Il lavoro presentato alla sesta edizione del concorso Sulle vie della parità dalla scuola primaria Lambruschini di Padova vede coinvolte la 5ª A e la 5ª B in un progetto a più tappe che nell’arco di due mesi ha visto l’esplorazione delle strade del quartiere 6 “Valsugana-Brentella” dove risiede la scuola e dove vivono ragazze e ragazzi, disegnato gli itinerari percorsi, studiato le intitolazioni presenti e indagato possibili candidature per colmare le assenze, approfondito l’importanza della presenza dei due generi nelle intitolazioni anche alla luce della sensibilità sviluppata verso i pari diritti di cittadinanza dopo aver approfondito la nostra Carta Costituzionale. Osservando il territorio esplorato hanno inoltre rilevato che il parco adiacente alla scuola è privo di intitolazione. 

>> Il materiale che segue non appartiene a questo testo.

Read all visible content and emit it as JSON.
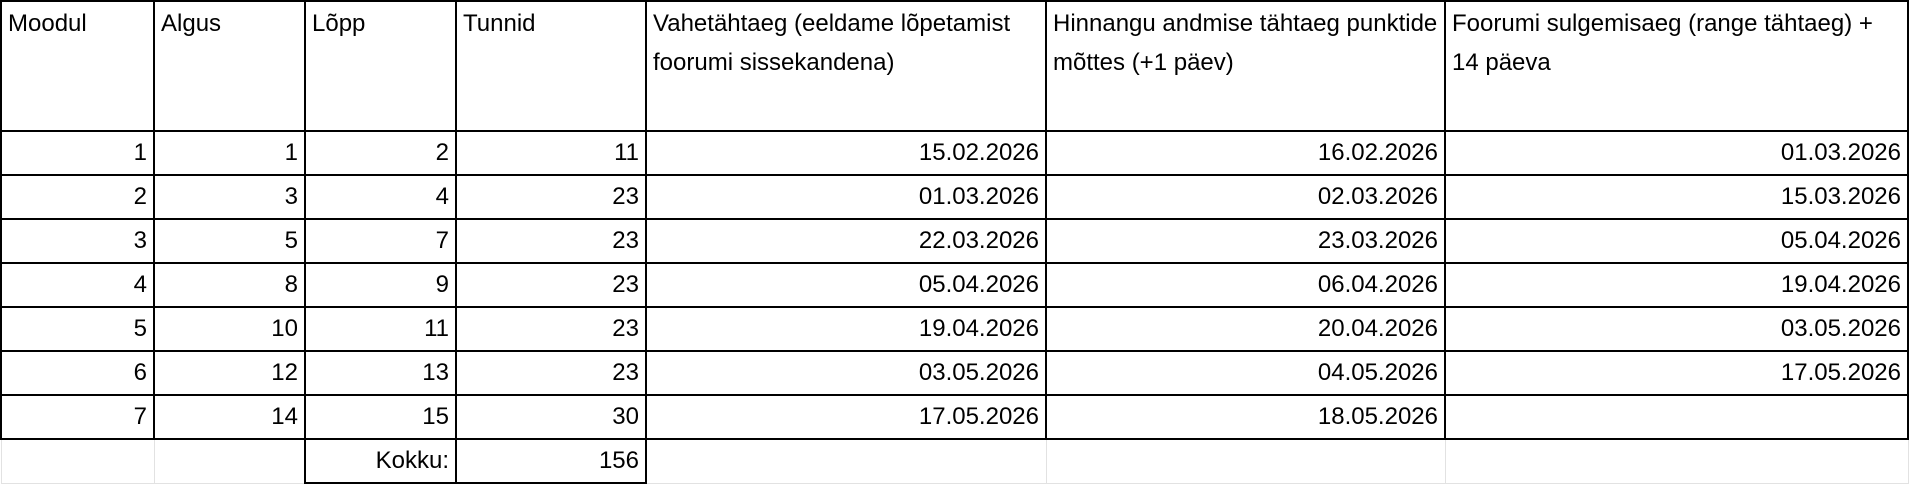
{
  "headers": [
    "Moodul",
    "Algus",
    "Lõpp",
    "Tunnid",
    "Vahetähtaeg (eeldame lõpetamist foorumi sissekandena)",
    "Hinnangu andmise tähtaeg punktide mõttes (+1 päev)",
    "Foorumi sulgemisaeg (range tähtaeg) + 14 päeva"
  ],
  "rows": [
    [
      "1",
      "1",
      "2",
      "11",
      "15.02.2026",
      "16.02.2026",
      "01.03.2026"
    ],
    [
      "2",
      "3",
      "4",
      "23",
      "01.03.2026",
      "02.03.2026",
      "15.03.2026"
    ],
    [
      "3",
      "5",
      "7",
      "23",
      "22.03.2026",
      "23.03.2026",
      "05.04.2026"
    ],
    [
      "4",
      "8",
      "9",
      "23",
      "05.04.2026",
      "06.04.2026",
      "19.04.2026"
    ],
    [
      "5",
      "10",
      "11",
      "23",
      "19.04.2026",
      "20.04.2026",
      "03.05.2026"
    ],
    [
      "6",
      "12",
      "13",
      "23",
      "03.05.2026",
      "04.05.2026",
      "17.05.2026"
    ],
    [
      "7",
      "14",
      "15",
      "30",
      "17.05.2026",
      "18.05.2026",
      ""
    ]
  ],
  "total": {
    "label": "Kokku:",
    "value": "156"
  }
}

Le maestre Patrizia Zanardi, Selene Sanmartin, Eleonora Danieletto e Francesca Spada, hanno svolto nel tempo con alunne e alunni percorsi rivolti alla cittadinanza attiva e all’ascolto dei sentimenti e quando Toponomastica femminile, il 17 gennaio, ha incontrato le classi, ha trovato ragazze e ragazzi estremamente attenti, collaborativi, sensibili e critici nei confronti degli stereotipi di genere, con una approfondita conoscenza del territorio. È stato pertanto semplice e interessante dialogare con loro sulle possibili cause delle assenze femminili nelle intitolazioni delle strade e illustrare loro la parte burocratica necessaria alla presentazione di una proposta di intitolazione toponomastica al Comune poiché si aveva un duplice obiettivo: presentare al comune la proposta di intitolazione del parco e proporre alle classi di partecipare al concorso Sulle via della parità, proposta a cui hanno aderito all’unanimità!  

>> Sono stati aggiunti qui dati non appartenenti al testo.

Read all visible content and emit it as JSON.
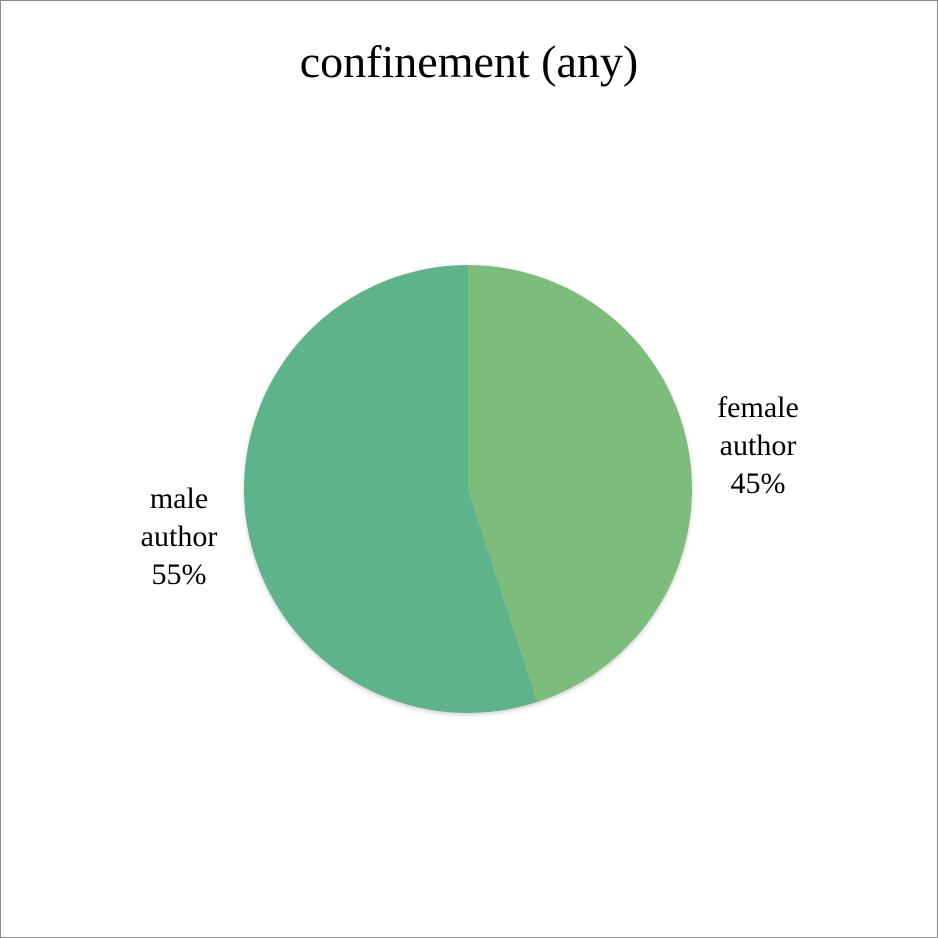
{
  "chart_data": {
    "type": "pie",
    "title": "confinement (any)",
    "slices": [
      {
        "category_line1": "female",
        "category_line2": "author",
        "value": 45,
        "value_label": "45%",
        "color": "#7bbd7b"
      },
      {
        "category_line1": "male",
        "category_line2": "author",
        "value": 55,
        "value_label": "55%",
        "color": "#5fb38b"
      }
    ],
    "legend": "none",
    "start_angle_deg": 0,
    "direction": "clockwise"
  }
}
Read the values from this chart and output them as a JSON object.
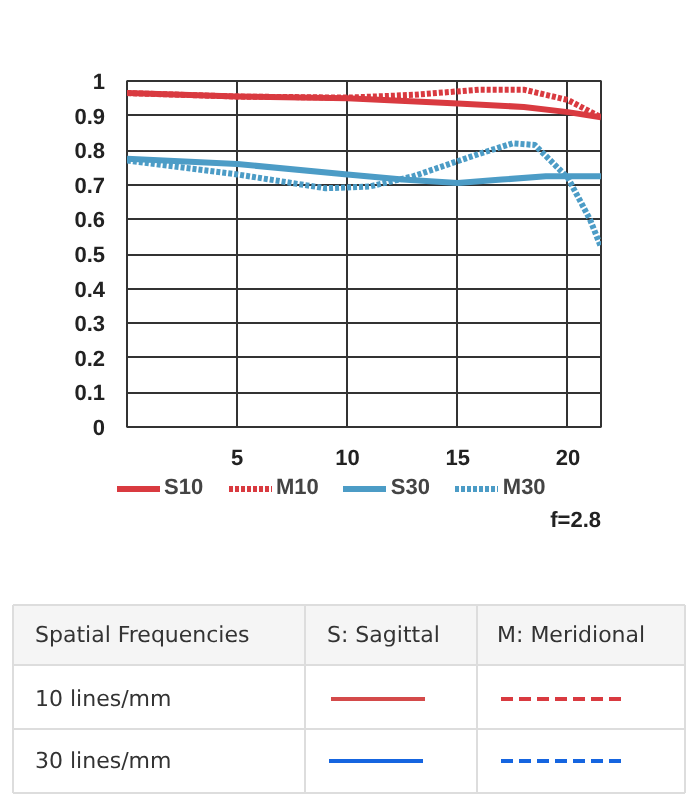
{
  "chart_data": {
    "type": "line",
    "xlim": [
      0,
      21.5
    ],
    "ylim": [
      0,
      1
    ],
    "xticks": [
      5,
      10,
      15,
      20
    ],
    "yticks": [
      0,
      0.1,
      0.2,
      0.3,
      0.4,
      0.5,
      0.6,
      0.7,
      0.8,
      0.9,
      1
    ],
    "grid": true,
    "legend": "bottom",
    "marker": "none",
    "series": [
      {
        "name": "S10",
        "color": "#d93a40",
        "line_style": "solid",
        "x": [
          0,
          5,
          10,
          15,
          18,
          20,
          21.5
        ],
        "values": [
          0.965,
          0.955,
          0.95,
          0.935,
          0.925,
          0.91,
          0.895
        ]
      },
      {
        "name": "M10",
        "color": "#d93a40",
        "line_style": "dotted",
        "x": [
          0,
          5,
          10,
          13,
          16,
          18,
          20,
          21.5
        ],
        "values": [
          0.965,
          0.955,
          0.952,
          0.96,
          0.975,
          0.975,
          0.945,
          0.895
        ]
      },
      {
        "name": "S30",
        "color": "#4c9cc6",
        "line_style": "solid",
        "x": [
          0,
          5,
          10,
          12.5,
          15,
          17,
          19,
          21.5
        ],
        "values": [
          0.775,
          0.76,
          0.73,
          0.715,
          0.705,
          0.715,
          0.725,
          0.725
        ]
      },
      {
        "name": "M30",
        "color": "#4c9cc6",
        "line_style": "dotted",
        "x": [
          0,
          5,
          9,
          11,
          13,
          16,
          17.5,
          18.5,
          20,
          21,
          21.5
        ],
        "values": [
          0.77,
          0.73,
          0.69,
          0.695,
          0.725,
          0.79,
          0.82,
          0.815,
          0.72,
          0.6,
          0.52
        ]
      }
    ],
    "annotations": [
      "f=2.8",
      "Spatial Frequencies",
      "S: Sagittal",
      "M: Meridional",
      "10 lines/mm",
      "30 lines/mm"
    ]
  }
}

Lavorando in gruppo e leggendo insieme Una strada per Rita hanno individuato una rosa di nominativi e attraverso successive votazioni è emerso quello della botanica Silvia Zenari (1895-1956), appassionata studiosa della flora alpina delle Dolomiti, nel Cadore e Comelico, nonché docente di botanica sistematica all’Università di Padova, con molte pubblicazioni scientifiche al suo attivo, che ha contribuito a costituire l’erbario veneto. Ora si poteva partecipare al concorso come seconda tappa. Ragazzi e ragazze erano così contente e determinate che hanno voluto coinvolgere le famiglie per rendere più significativa la proposta. Come? durante gli intervalli, le classi si sono organizzate a turno con banchetti a raccogliere le firme di adesione di famigliari e parenti.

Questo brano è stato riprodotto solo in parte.